¿Crisis?
¿Qué crisis?, se pregunta una parte de la ciudadanía, más que escandalizada,
rendida, esa es la verdad, tras comprobar que el Gobierno persiste en
plantearse intervenir tan solo en determinados operadores sociales, dejando de
lado a otros que son tan necesarios o más que los primeros, como por ejemplo
una escuela que favorezca la igualdad de oportunidades. La otra mitad, por el
contrario, parece haberse rendido definitivamente a los cantos de sirena que
pretenden hacernos creer que sólo los recortes en servicios públicos básicos
pueden terciar con éxito frente a la prima de riesgo y a las agencias de
calificación.
Al mecanismo sobre el que se sustenta esa
suerte de paralogismo, en psicología se le conoce como ley de la realidad aparente,
que postula que todo aquello que nos parece real -aun sin serlo- suscita
respuestas emocionales.

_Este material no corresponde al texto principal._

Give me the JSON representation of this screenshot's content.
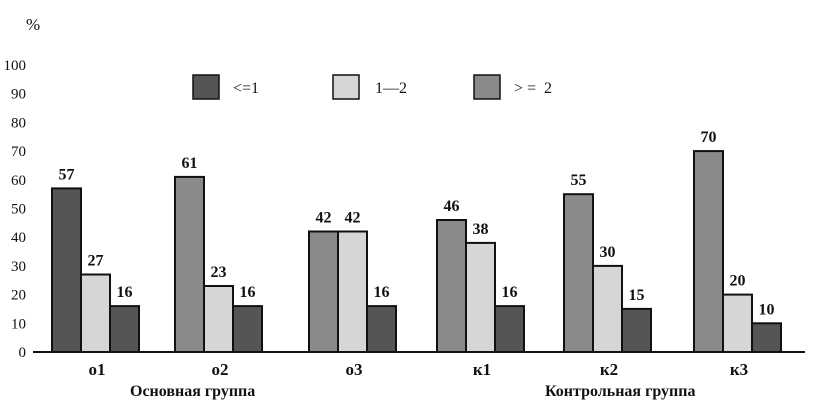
{
  "chart_data": {
    "type": "bar",
    "unit_label": "%",
    "categories": [
      "о1",
      "о2",
      "о3",
      "к1",
      "к2",
      "к3"
    ],
    "group_labels": [
      "Основная группа",
      "Контрольная группа"
    ],
    "series_colors": [
      "#555555",
      "#d6d6d6",
      "#8a8a8a"
    ],
    "legend_placement": "top-center",
    "ylim": [
      0,
      100
    ],
    "yticks": [
      0,
      10,
      20,
      30,
      40,
      50,
      60,
      70,
      80,
      90,
      100
    ],
    "bars": [
      [
        {
          "series": 0,
          "value": 57
        },
        {
          "series": 1,
          "value": 27
        },
        {
          "series": 0,
          "value": 16
        }
      ],
      [
        {
          "series": 2,
          "value": 61
        },
        {
          "series": 1,
          "value": 23
        },
        {
          "series": 0,
          "value": 16
        }
      ],
      [
        {
          "series": 2,
          "value": 42
        },
        {
          "series": 1,
          "value": 42
        },
        {
          "series": 0,
          "value": 16
        }
      ],
      [
        {
          "series": 2,
          "value": 46
        },
        {
          "series": 1,
          "value": 38
        },
        {
          "series": 0,
          "value": 16
        }
      ],
      [
        {
          "series": 2,
          "value": 55
        },
        {
          "series": 1,
          "value": 30
        },
        {
          "series": 0,
          "value": 15
        }
      ],
      [
        {
          "series": 2,
          "value": 70
        },
        {
          "series": 1,
          "value": 20
        },
        {
          "series": 0,
          "value": 10
        }
      ]
    ],
    "series": [
      {
        "name": "<=1"
      },
      {
        "name": "1—2"
      },
      {
        "name": "> =  2"
      }
    ]
  }
}
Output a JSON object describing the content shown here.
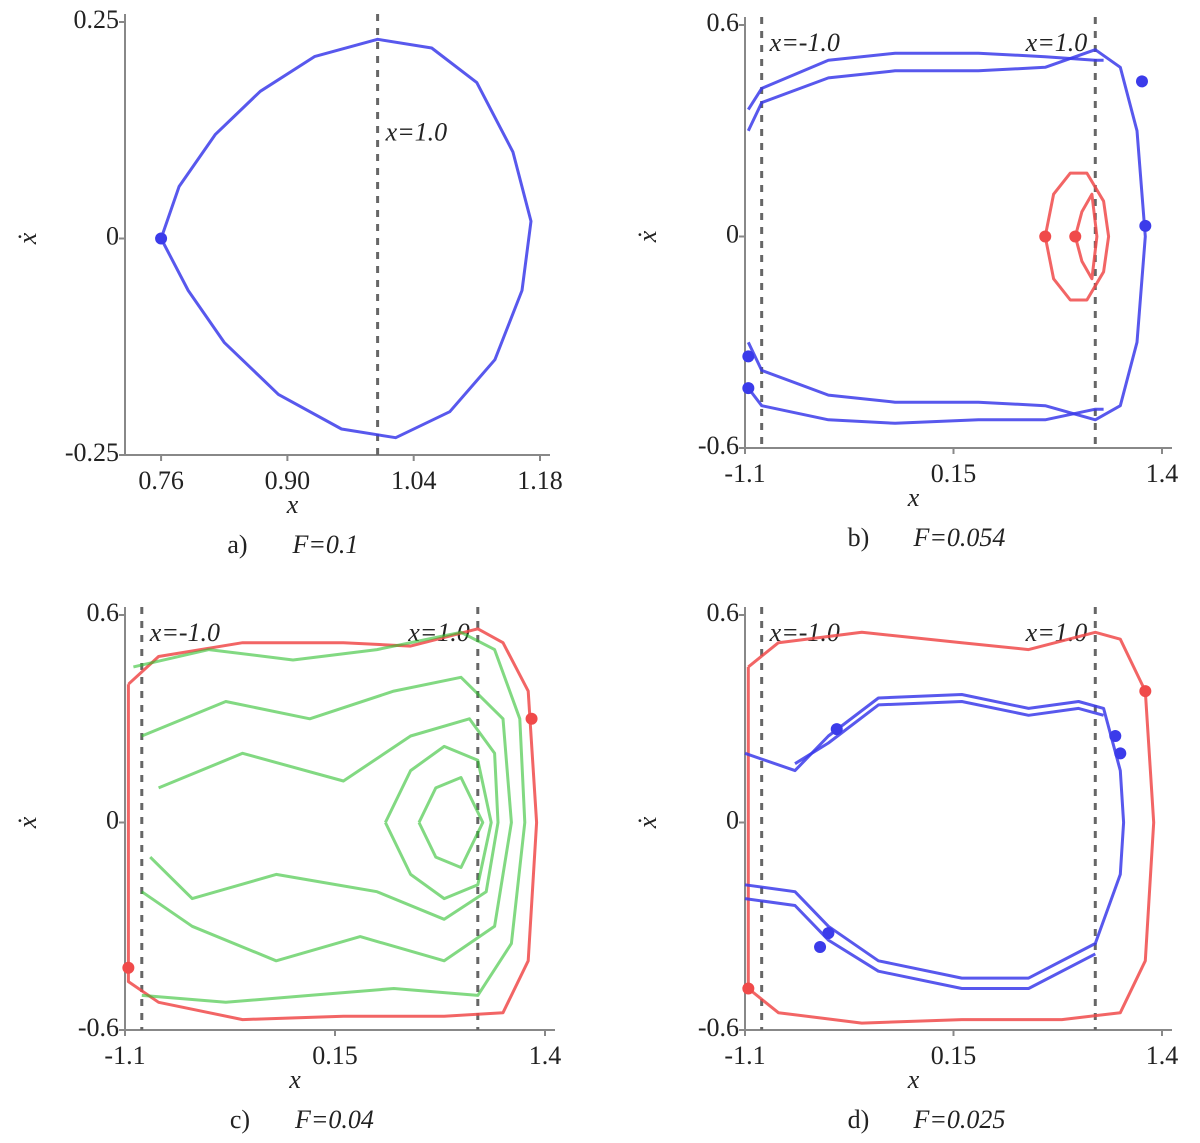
{
  "chart_data": [
    {
      "type": "line",
      "caption_letter": "a)",
      "caption": "F=0.1",
      "xlabel": "x",
      "ylabel": "ẋ",
      "xlim": [
        0.72,
        1.18
      ],
      "ylim": [
        -0.25,
        0.25
      ],
      "xticks": [
        0.76,
        {
          "value": 0.9,
          "label": "0.90"
        },
        1.04,
        1.18
      ],
      "yticks": [
        -0.25,
        0,
        0.25
      ],
      "vlines": [
        {
          "x": 1.0,
          "label": "x=1.0"
        }
      ],
      "series": [
        {
          "color": "#3b3bea",
          "x": [
            0.76,
            0.78,
            0.82,
            0.87,
            0.93,
            1.0,
            1.06,
            1.11,
            1.15,
            1.17,
            1.16,
            1.13,
            1.08,
            1.02,
            0.96,
            0.89,
            0.83,
            0.79,
            0.76
          ],
          "values": [
            0,
            0.06,
            0.12,
            0.17,
            0.21,
            0.23,
            0.22,
            0.18,
            0.1,
            0.02,
            -0.06,
            -0.14,
            -0.2,
            -0.23,
            -0.22,
            -0.18,
            -0.12,
            -0.06,
            0
          ]
        }
      ],
      "points": [
        {
          "color": "#3b3bea",
          "x": [
            0.76
          ],
          "values": [
            0
          ]
        }
      ]
    },
    {
      "type": "line",
      "caption_letter": "b)",
      "caption": "F=0.054",
      "xlabel": "x",
      "ylabel": "ẋ",
      "xlim": [
        -1.1,
        1.4
      ],
      "ylim": [
        -0.6,
        0.6
      ],
      "xticks": [
        -1.1,
        0.15,
        1.4
      ],
      "yticks": [
        -0.6,
        0,
        0.6
      ],
      "vlines": [
        {
          "x": -1.0,
          "label": "x=-1.0"
        },
        {
          "x": 1.0,
          "label": "x=1.0"
        }
      ],
      "series": [
        {
          "color": "#3b3bea",
          "x": [
            -1.08,
            -1.0,
            -0.6,
            -0.2,
            0.3,
            0.7,
            1.0,
            1.15,
            1.25,
            1.3,
            1.25,
            1.15,
            1.0,
            0.7,
            0.3,
            -0.2,
            -0.6,
            -1.0,
            -1.08
          ],
          "values": [
            0.3,
            0.38,
            0.45,
            0.47,
            0.47,
            0.48,
            0.53,
            0.48,
            0.3,
            0,
            -0.3,
            -0.48,
            -0.52,
            -0.48,
            -0.47,
            -0.47,
            -0.45,
            -0.38,
            -0.3
          ]
        },
        {
          "color": "#3b3bea",
          "x": [
            -1.08,
            -1.0,
            -0.6,
            -0.2,
            0.3,
            0.7,
            1.0,
            1.05
          ],
          "values": [
            0.36,
            0.42,
            0.5,
            0.52,
            0.52,
            0.51,
            0.5,
            0.5
          ]
        },
        {
          "color": "#3b3bea",
          "x": [
            -1.08,
            -1.0,
            -0.6,
            -0.2,
            0.3,
            0.7,
            1.0,
            1.05
          ],
          "values": [
            -0.43,
            -0.48,
            -0.52,
            -0.53,
            -0.52,
            -0.52,
            -0.49,
            -0.49
          ]
        },
        {
          "color": "#f04a4a",
          "x": [
            0.7,
            0.75,
            0.85,
            0.95,
            1.05,
            1.08,
            1.05,
            0.95,
            0.85,
            0.75,
            0.7
          ],
          "values": [
            0,
            0.12,
            0.18,
            0.18,
            0.1,
            0,
            -0.1,
            -0.18,
            -0.18,
            -0.12,
            0
          ]
        },
        {
          "color": "#f04a4a",
          "x": [
            0.88,
            0.92,
            0.98,
            1.01,
            0.98,
            0.92,
            0.88
          ],
          "values": [
            0,
            0.07,
            0.12,
            0,
            -0.12,
            -0.07,
            0
          ]
        }
      ],
      "points": [
        {
          "color": "#3b3bea",
          "x": [
            1.28,
            1.3,
            -1.08,
            -1.08
          ],
          "values": [
            0.44,
            0.03,
            -0.34,
            -0.43
          ]
        },
        {
          "color": "#f04a4a",
          "x": [
            0.7,
            0.88
          ],
          "values": [
            0,
            0
          ]
        }
      ]
    },
    {
      "type": "line",
      "caption_letter": "c)",
      "caption": "F=0.04",
      "xlabel": "x",
      "ylabel": "ẋ",
      "xlim": [
        -1.1,
        1.4
      ],
      "ylim": [
        -0.6,
        0.6
      ],
      "xticks": [
        -1.1,
        0.15,
        1.4
      ],
      "yticks": [
        -0.6,
        0,
        0.6
      ],
      "vlines": [
        {
          "x": -1.0,
          "label": "x=-1.0"
        },
        {
          "x": 1.0,
          "label": "x=1.0"
        }
      ],
      "series": [
        {
          "color": "#f04a4a",
          "x": [
            -1.08,
            -0.9,
            -0.4,
            0.2,
            0.6,
            1.0,
            1.15,
            1.3,
            1.35,
            1.3,
            1.15,
            0.8,
            0.2,
            -0.4,
            -0.9,
            -1.08,
            -1.08
          ],
          "values": [
            0.4,
            0.48,
            0.52,
            0.52,
            0.51,
            0.56,
            0.52,
            0.38,
            0,
            -0.4,
            -0.55,
            -0.56,
            -0.56,
            -0.57,
            -0.52,
            -0.46,
            0.4
          ]
        },
        {
          "color": "#2ec02e",
          "x": [
            -1.05,
            -0.6,
            -0.1,
            0.4,
            0.9,
            1.1,
            1.25,
            1.28,
            1.2,
            1.0,
            0.5,
            0.0,
            -0.5,
            -1.0
          ],
          "values": [
            0.45,
            0.5,
            0.47,
            0.5,
            0.55,
            0.5,
            0.3,
            0,
            -0.35,
            -0.5,
            -0.48,
            -0.5,
            -0.52,
            -0.5
          ]
        },
        {
          "color": "#2ec02e",
          "x": [
            -1.0,
            -0.5,
            0.0,
            0.5,
            0.9,
            1.15,
            1.2,
            1.1,
            0.8,
            0.3,
            -0.2,
            -0.7,
            -1.0
          ],
          "values": [
            0.25,
            0.35,
            0.3,
            0.38,
            0.42,
            0.3,
            0,
            -0.3,
            -0.4,
            -0.33,
            -0.4,
            -0.3,
            -0.2
          ]
        },
        {
          "color": "#2ec02e",
          "x": [
            -0.9,
            -0.4,
            0.2,
            0.6,
            0.95,
            1.1,
            1.12,
            1.05,
            0.8,
            0.4,
            -0.2,
            -0.7,
            -0.95
          ],
          "values": [
            0.1,
            0.2,
            0.12,
            0.25,
            0.3,
            0.2,
            0,
            -0.2,
            -0.28,
            -0.2,
            -0.15,
            -0.22,
            -0.1
          ]
        },
        {
          "color": "#2ec02e",
          "x": [
            0.45,
            0.6,
            0.8,
            1.0,
            1.08,
            1.0,
            0.8,
            0.6,
            0.45
          ],
          "values": [
            0,
            0.15,
            0.22,
            0.18,
            0,
            -0.18,
            -0.22,
            -0.15,
            0
          ]
        },
        {
          "color": "#2ec02e",
          "x": [
            0.65,
            0.75,
            0.9,
            1.03,
            0.9,
            0.75,
            0.65
          ],
          "values": [
            0,
            0.1,
            0.13,
            0,
            -0.13,
            -0.1,
            0
          ]
        }
      ],
      "points": [
        {
          "color": "#f04a4a",
          "x": [
            1.32,
            -1.08
          ],
          "values": [
            0.3,
            -0.42
          ]
        }
      ]
    },
    {
      "type": "line",
      "caption_letter": "d)",
      "caption": "F=0.025",
      "xlabel": "x",
      "ylabel": "ẋ",
      "xlim": [
        -1.1,
        1.4
      ],
      "ylim": [
        -0.6,
        0.6
      ],
      "xticks": [
        -1.1,
        0.15,
        1.4
      ],
      "yticks": [
        -0.6,
        0,
        0.6
      ],
      "vlines": [
        {
          "x": -1.0,
          "label": "x=-1.0"
        },
        {
          "x": 1.0,
          "label": "x=1.0"
        }
      ],
      "series": [
        {
          "color": "#f04a4a",
          "x": [
            -1.08,
            -0.9,
            -0.4,
            0.2,
            0.6,
            1.0,
            1.15,
            1.3,
            1.35,
            1.3,
            1.15,
            0.8,
            0.2,
            -0.4,
            -0.9,
            -1.08,
            -1.08
          ],
          "values": [
            0.45,
            0.52,
            0.55,
            0.52,
            0.5,
            0.55,
            0.53,
            0.38,
            0,
            -0.4,
            -0.55,
            -0.57,
            -0.57,
            -0.58,
            -0.55,
            -0.48,
            0.45
          ]
        },
        {
          "color": "#3b3bea",
          "x": [
            -1.1,
            -0.8,
            -0.6,
            -0.3,
            0.2,
            0.6,
            0.9,
            1.05,
            1.15,
            1.17,
            1.15,
            1.0,
            0.6,
            0.2,
            -0.3,
            -0.6,
            -0.8,
            -1.1
          ],
          "values": [
            0.2,
            0.15,
            0.25,
            0.36,
            0.37,
            0.33,
            0.35,
            0.33,
            0.15,
            0,
            -0.15,
            -0.35,
            -0.45,
            -0.45,
            -0.4,
            -0.3,
            -0.2,
            -0.18
          ]
        },
        {
          "color": "#3b3bea",
          "x": [
            -0.8,
            -0.6,
            -0.3,
            0.2,
            0.6,
            0.9,
            1.05
          ],
          "values": [
            0.17,
            0.23,
            0.34,
            0.35,
            0.31,
            0.33,
            0.31
          ]
        },
        {
          "color": "#3b3bea",
          "x": [
            -1.1,
            -0.8,
            -0.6,
            -0.3,
            0.2,
            0.6,
            1.0
          ],
          "values": [
            -0.22,
            -0.24,
            -0.34,
            -0.43,
            -0.48,
            -0.48,
            -0.38
          ]
        }
      ],
      "points": [
        {
          "color": "#f04a4a",
          "x": [
            1.3,
            -1.08
          ],
          "values": [
            0.38,
            -0.48
          ]
        },
        {
          "color": "#3b3bea",
          "x": [
            -0.55,
            1.12,
            1.15,
            -0.6,
            -0.65
          ],
          "values": [
            0.27,
            0.25,
            0.2,
            -0.32,
            -0.36
          ]
        }
      ]
    }
  ]
}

Y es que sólo desde el desconcierto, se puede acabar
aceptando como fidedigno aquello que pertenece, más bien, al ámbito de la
sofística.
Sorprende la cantidad de millones que irán a
parar a fondo perdido para paliar los desatinos de una mala gestión, y a la
educación pública se la racanea escatimando en docentes, becas de estudios y en
programas de atención a la diversidad Justificando lo injustificable, hacen
responsables de sus necesidades a los que no disfrutaron de la bonanza y, por
ende, culpables del perjuicio que supondría a la “Nación” su incómoda atención,
como si la equidad fuera el sumun de los aquelarres y las bacanales indecorosas.
Es inaudito, máxime cuando se sabe que los
educadores, más que ninguna otra profesión, son los guardianes de la
civilización. Eso no lo he dicho yo, sino un matemático, filósofo y premio Nobel
de literatura como Bertrand Russell; claro que ante la evidencia del escaso
pábulo que se le brinda últimamente a los galardonados en Suecia, no sé si en
lugar de apoyar mis argumentos los acaba desvirtuando.
Se han elevado a dogmas, ocurrencias cuya
extrema simpleza se desvanece ante la
arrogancia de quienes ostentan y legitiman el rodillo con el que se ha
sentenciado el futuro de quienes, habiendo tenido poco, acabarán sin nada.
Al final va a resultar que la teoría que
Fernando Pessoa expone en El banquero anarquista, es mucho más que un ensayo en
la línea de la sátira dialéctica, y que nuestro fin es la sociedad libre. Libre,
sí, qué duda cabe, pero para que los más fuertes, económica y socialmente, y
eso no lo dice el escritor portugués sino yo, puedan levantarse impunemente en
rebeldía frente a las convenciones sociales que juegan en su contra.